101 arrested on terror charges in France this year
by Daily Sabah with Wires
ISTANBULMay 14, 2016 - 12:00 am GMT+3
by Daily Sabah with Wires
May 14, 2016 12:00 am
Officials in France have arrested 101 people since the start of the year over "direct links to terrorism," Interior Minister Bernard Cazeneuve said in an interview exactly six months after the Paris attacks.
"We are doing everything we can to protect the people of France, but the threat level is still very high," Cazeneuve told the Ebra Media Group, which publishes several dailies. Since 2013 there have been 15 planned attacks that were foiled, he added. "At the European level, thanks in great measure to France's impetus, progress is being made," he said.
European Parliament voted last month to adopt U.S.-style measures to force airlines to share passenger data with EU states. Meanwhile, the interior minister said that border checks had been carried out on 33 million people at France's borders in the past six months, with 17,500 people being denied entry to the country.
When asked about plans to provide security for major events to be held in France in the coming months, Cazeneuve said that "exceptional" measures would be put in place "in order to ensure the highest possible security."

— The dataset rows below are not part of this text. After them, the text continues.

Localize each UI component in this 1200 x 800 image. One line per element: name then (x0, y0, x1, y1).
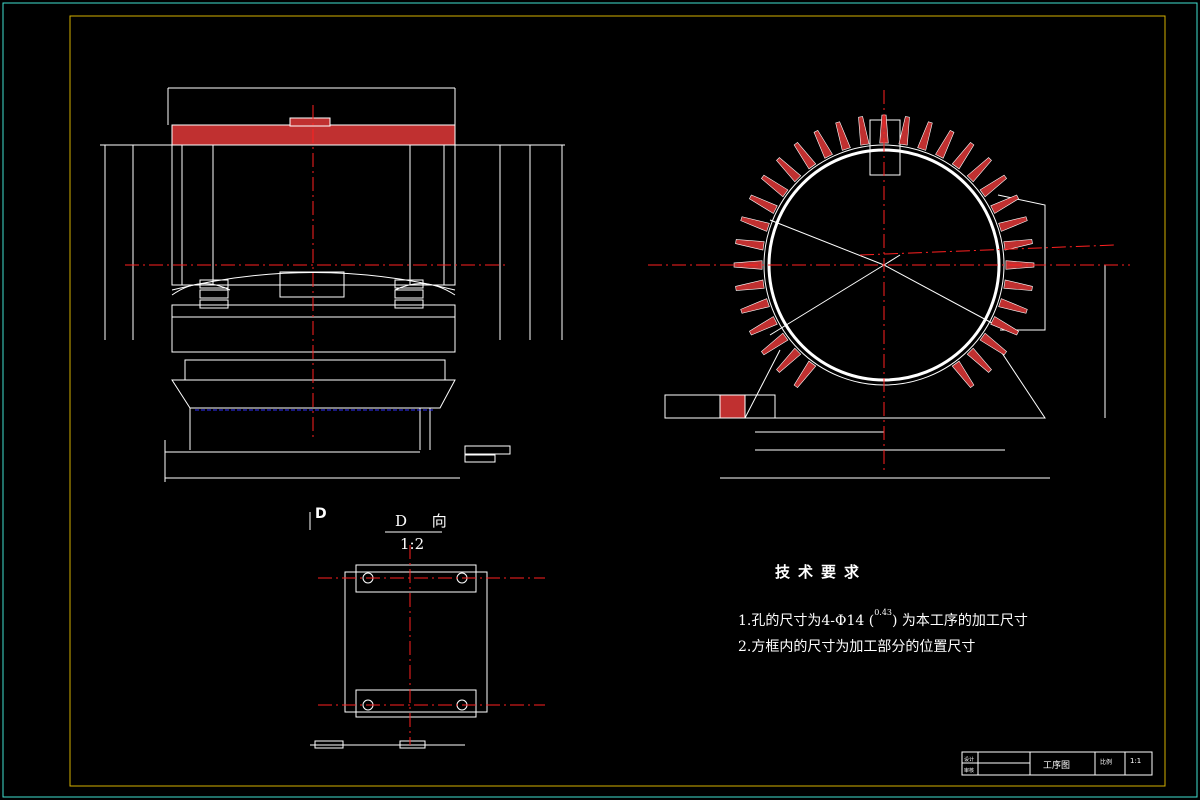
cooling-fin (979, 174, 1008, 198)
cooling-fin (735, 239, 765, 251)
front-view-centerlines (125, 105, 505, 440)
front-view (100, 87, 565, 482)
cooling-fin (998, 298, 1028, 314)
title-block-drawing-name: 工序图 (1043, 761, 1071, 771)
tech-requirement-1-prefix: 1.孔的尺寸为4-Φ14 ( (738, 613, 875, 629)
cooling-fin (898, 116, 910, 146)
cooling-fin (951, 360, 975, 389)
cooling-fin (966, 157, 992, 183)
title-block (961, 751, 1153, 776)
cooling-fin (835, 121, 851, 151)
cooling-fin (749, 194, 778, 214)
title-block-scale: 1:1 (1130, 757, 1142, 765)
cooling-fin (760, 174, 789, 198)
tech-requirement-1-tolerance: 0.43 (874, 608, 893, 618)
tech-requirement-2: 2.方框内的尺寸为加工部分的位置尺寸 (738, 639, 976, 655)
title-block-review: 审核 (964, 768, 975, 774)
cooling-fin (935, 130, 955, 159)
cooling-fin (740, 216, 770, 232)
cooling-fin (749, 316, 778, 336)
cooling-fin (917, 121, 933, 151)
cooling-fin (735, 279, 765, 291)
cooling-fin (879, 114, 889, 144)
cooling-fin (1003, 279, 1033, 291)
cooling-fin (990, 194, 1019, 214)
tech-requirement-1: 1.孔的尺寸为4-Φ14 (0.43) 为本工序的加工尺寸 (738, 608, 1028, 630)
drawing-frame (69, 15, 1166, 787)
cooling-fin (793, 360, 817, 389)
cooling-fin (776, 347, 802, 373)
cooling-fin (966, 347, 992, 373)
view-d-title: D 向 (395, 512, 457, 530)
title-block-design: 设计 (964, 757, 975, 763)
d-view (309, 512, 488, 749)
view-d-scale: 1:2 (400, 535, 425, 553)
tech-requirements-title: 技术要求 (775, 563, 868, 581)
cooling-fin (858, 116, 870, 146)
d-view-centerlines (318, 545, 545, 745)
side-view-centerlines (648, 90, 1130, 470)
cooling-fin (760, 332, 789, 356)
view-arrow-label: D (315, 506, 327, 522)
cooling-fin (740, 298, 770, 314)
cooling-fin (813, 130, 833, 159)
cooling-fin (1003, 239, 1033, 251)
cooling-fin (793, 141, 817, 170)
cooling-fin (990, 316, 1019, 336)
cooling-fin (998, 216, 1028, 232)
cooling-fin (776, 157, 802, 183)
side-view (664, 119, 1106, 479)
title-block-scale-label: 比例 (1100, 759, 1113, 766)
cooling-fin (979, 332, 1008, 356)
tech-requirement-1-suffix: ) 为本工序的加工尺寸 (892, 613, 1028, 629)
cooling-fin (951, 141, 975, 170)
side-view-fins (733, 114, 1035, 389)
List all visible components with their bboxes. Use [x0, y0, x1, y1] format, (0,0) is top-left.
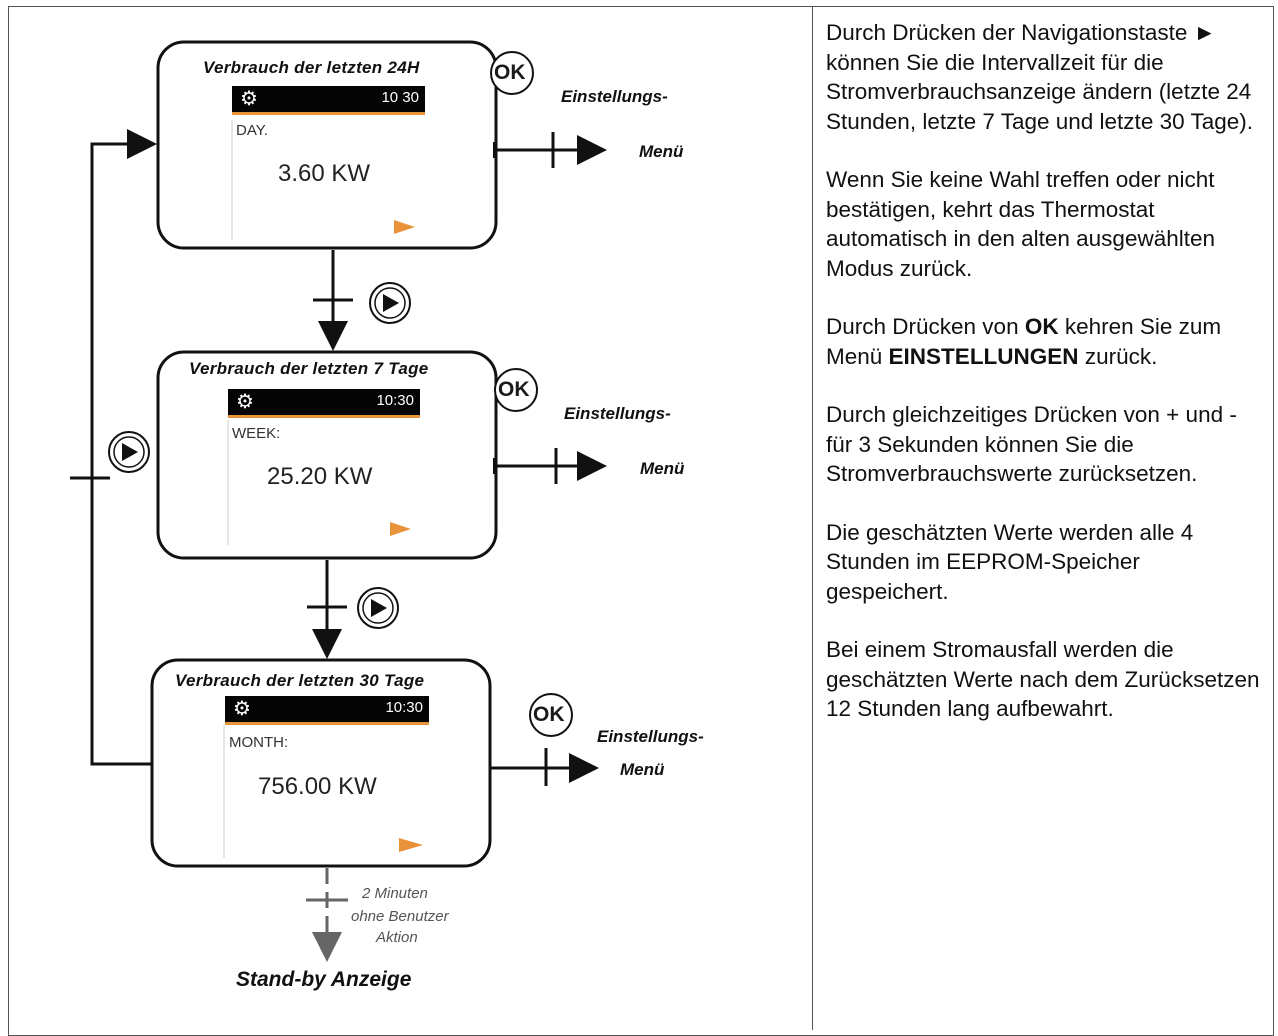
ok-button: [490, 51, 573, 737]
menu-target-line2: Menü: [620, 760, 665, 779]
period-label: DAY.: [236, 122, 268, 139]
play-icon: [390, 522, 411, 536]
next-arrow-icon: [357, 587, 399, 629]
period-label: WEEK:: [232, 425, 281, 442]
play-icon: [399, 838, 423, 852]
menu-target-line1: Einstellungs-: [561, 87, 668, 106]
gear-icon: ⚙: [240, 88, 258, 110]
flow-diagram: [70, 40, 607, 962]
paragraph-power-failure: Bei einem Stromausfall werden die geschä…: [826, 637, 1260, 721]
paragraph-reset: Durch gleichzeitiges Drücken von + und -…: [826, 402, 1237, 486]
next-arrow-icon: [369, 282, 411, 324]
gear-icon: ⚙: [233, 698, 251, 720]
instructions-text: Durch Drücken der Navigationstaste ► kön…: [826, 18, 1266, 753]
transition-month-day: [90, 129, 157, 766]
screen-frame-week: [156, 350, 498, 560]
consumption-value: 3.60 KW: [278, 160, 371, 187]
paragraph-no-selection: Wenn Sie keine Wahl treffen oder nicht b…: [826, 167, 1216, 281]
screen-title: Verbrauch der letzten 24H: [203, 58, 420, 77]
consumption-value: 756.00 KW: [258, 773, 377, 800]
status-bar: ⚙ 10:30: [225, 696, 429, 725]
timeout-note-line2: ohne Benutzer: [351, 908, 449, 925]
clock-time: 10 30: [381, 89, 419, 106]
timeout-note-line3: Aktion: [376, 929, 418, 946]
status-bar: ⚙ 10 30: [232, 86, 425, 115]
clock-time: 10:30: [376, 392, 414, 409]
timeout-note-line1: 2 Minuten: [362, 885, 428, 902]
consumption-value: 25.20 KW: [267, 463, 373, 490]
screen-title: Verbrauch der letzten 7 Tage: [189, 359, 429, 378]
menu-target-line1: Einstellungs-: [564, 404, 671, 423]
paragraph-navigation: Durch Drücken der Navigationstaste ► kön…: [826, 20, 1253, 134]
menu-target-line1: Einstellungs-: [597, 727, 704, 746]
menu-target-line2: Menü: [639, 142, 684, 161]
paragraph-ok: Durch Drücken von OK kehren Sie zum Menü…: [826, 314, 1222, 369]
play-icon: [394, 220, 415, 234]
clock-time: 10:30: [385, 699, 423, 716]
screen-title: Verbrauch der letzten 30 Tage: [175, 671, 425, 690]
period-label: MONTH:: [229, 734, 289, 751]
column-divider: [812, 6, 813, 1030]
menu-target-line2: Menü: [640, 459, 685, 478]
gear-icon: ⚙: [236, 391, 254, 413]
paragraph-eeprom: Die geschätzten Werte werden alle 4 Stun…: [826, 519, 1194, 604]
ok-label: OK: [533, 703, 565, 726]
status-bar: ⚙ 10:30: [228, 389, 420, 418]
ok-label: OK: [494, 61, 526, 84]
ok-label: OK: [498, 378, 530, 401]
next-arrow-icon: [108, 431, 150, 473]
standby-label: Stand-by Anzeige: [236, 968, 412, 991]
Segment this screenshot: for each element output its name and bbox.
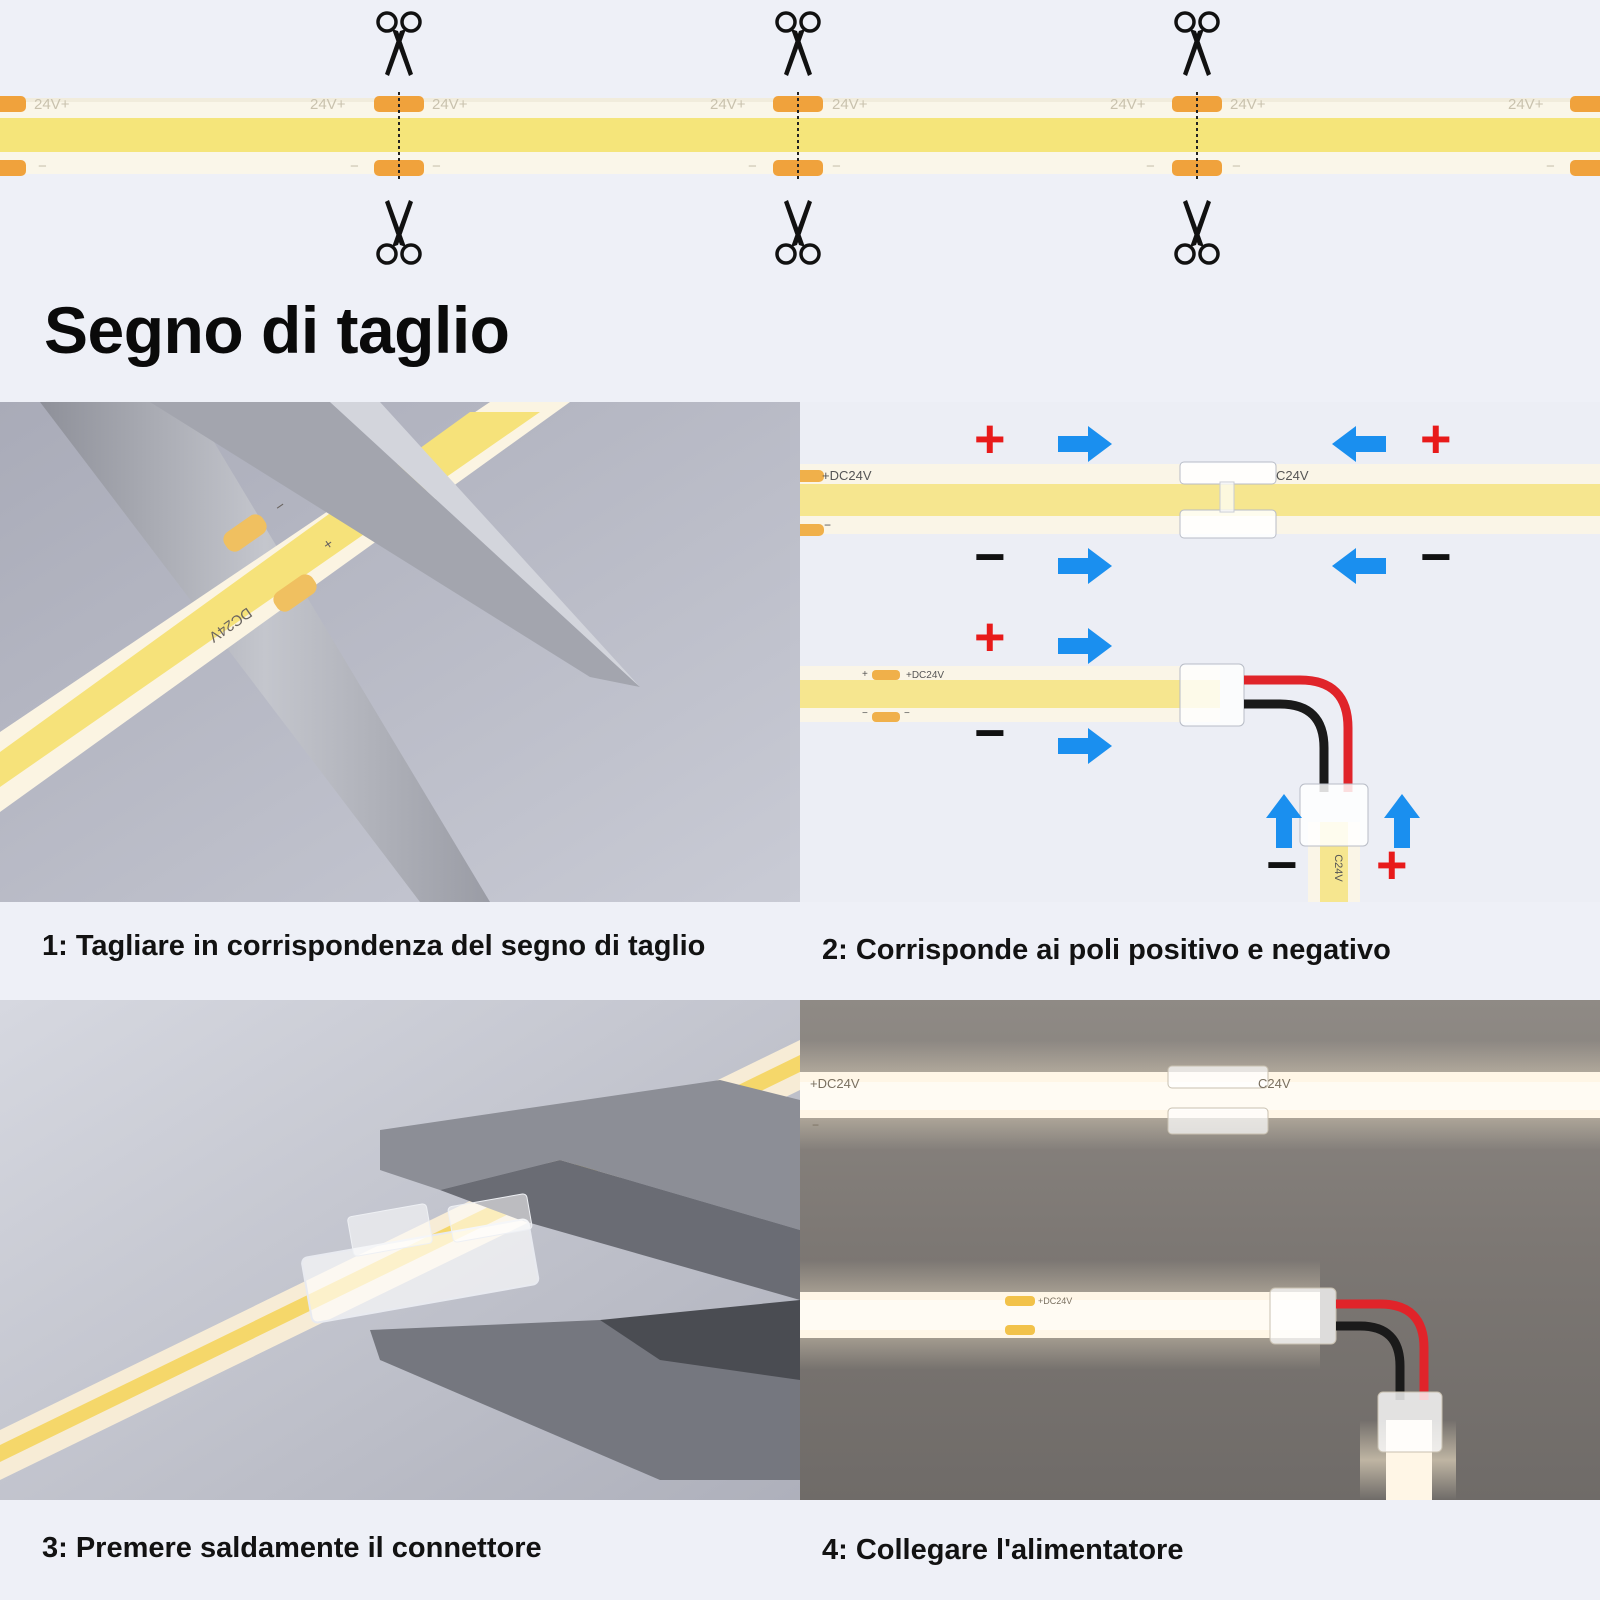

"That's one of the reasons why we extended the state of emergency until July 26; that is, after the end of the Euro 2016 football championship and the Tour de France."
Prime Minister Manuel Valls on Monday announced plans to create regional de-radicalization centers in response to last year's terror attacks that killed a total of 147 people.
After 17 people were killed in January during three days of violence that began with a massacre at the offices of the satirical weekly Charlie Hedbo, another 130 were killed in the Nov. 13 Paris attacks.
The government believes nearly 9,300 people in France have been radicalized and are capable of carrying out violent acts.
The anti-terror plan will cost an additional 40 million euros ($45.5 million) by 2018 in addition to the current funding and aims to ramp up existing efforts to try to help people already in extremist networks or to dissuade those likely to join such groups.
A state of emergency in France which was put in place by officials after November's Paris attacks, has been under fire by human rights' groups. The French Human Rights' League (LDH) has criticized the extension, accusing the government of becoming "hooked on the state of emergency."
In February, Amnesty International and Human Rights' Watch (HRW) published two research studies which indicated that the French police apply harsh measures with little explanation and sometimes use excessive force under the state of emergency.
Since the measures were imposed in November, some 3,500 searches have been carried out, resulting in at least 56 suspects being taken into custody and 69 people being placed under house arrest, the government said in mid-April.
Meanwhile, EU countries do not have a common definition of "terrorism" and "terrorist acts," according to a new Justice Ministry report, Anadolu Agency (AA) has learned. The report is based on close examination of the regulations and punishment regarding terrorism, terrorists, and terrorist crimes in EU countries; stemming from recent demands raised by the EU asking Turkey to revise terrorism laws in order to gain visa-free travelling access within the Schengen zone.
Dr. Mehmet Uğur Ekinci of the Turkish-based Foundation for Foundation for Political, Economic and Social Research (SETA) told AA: "The European Parliament extended its definition of terrorism after 2008 when security threats intensified, and added chapters to address such issues as training terrorists and provoking terrorist incidents."